Years ago, the Seattle Symphony was doing Beethoven's Ninth under the baton of Milton Katims. At this point, you must understand two things:©JOKEDEMO.COM

1. There's a long segment in this symphony where the bass violins don't have a thing to do. Nothing. Not a single note for page after page;©JOKEDEMO.COM

2. There used to be a tavern called Dez's 400 right across the street from the Seattle Opera House, favored by local musicians.©JOKEDEMO.COM


It was decided that during this performance, after the bass players had played their parts they'd quietly lay down their instruments and leave the stage rather than sit on their stools looking (and feeling) dumb for twenty minutes.©JOKEDEMO.COM

Well, once they got backstage, someone suggested that they trot across the street and have a few brews.
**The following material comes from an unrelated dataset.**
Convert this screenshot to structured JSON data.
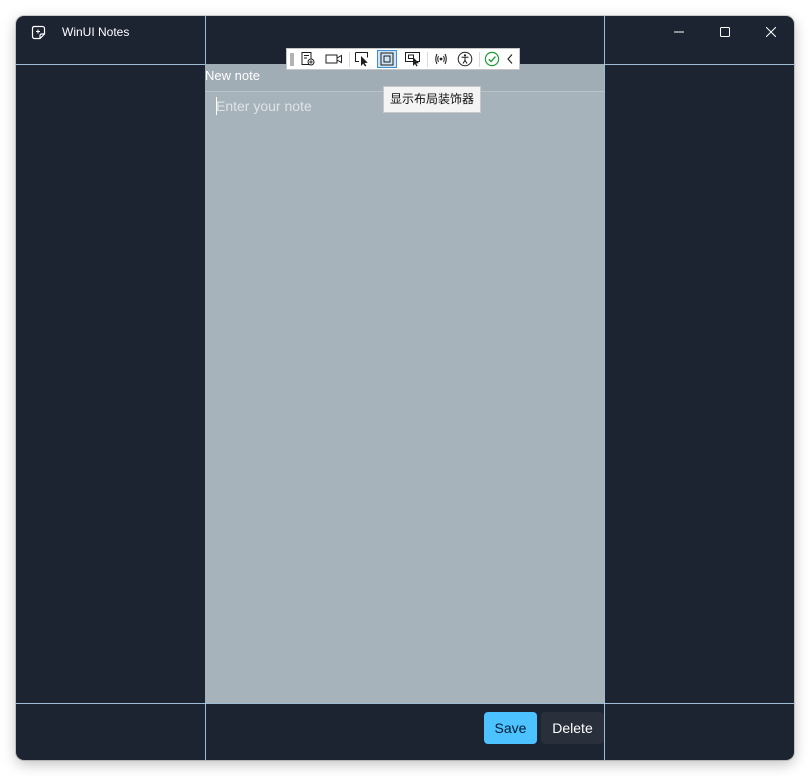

After they had downed the first couple rounds, one said, "Shouldn't we be getting back? It'd be awfully embarrassing if we were late."©JOKEDEMO.COM

Another, presumably the one who suggested this excursion in the first place, replied, "Oh, I anticipated we could use a little more time, so I tied a string around the last pages of the conductor's score. When he gets down to there, Milton's going to have to slow the
tempo way down while he waves the baton with one hand and fumbles with the string with the other."©JOKEDEMO.COM

So they had another round and finally returned to the Opera House, a little tipsy by now.
However, as they came back on stage, one look at their conductor's face told them they were in serious trouble. Katims was furious!©JOKEDEMO.COM

And why not? After all (get ready, here it comes...)
It was the bottom of the Ninth, the score was tied, and the basses were loaded.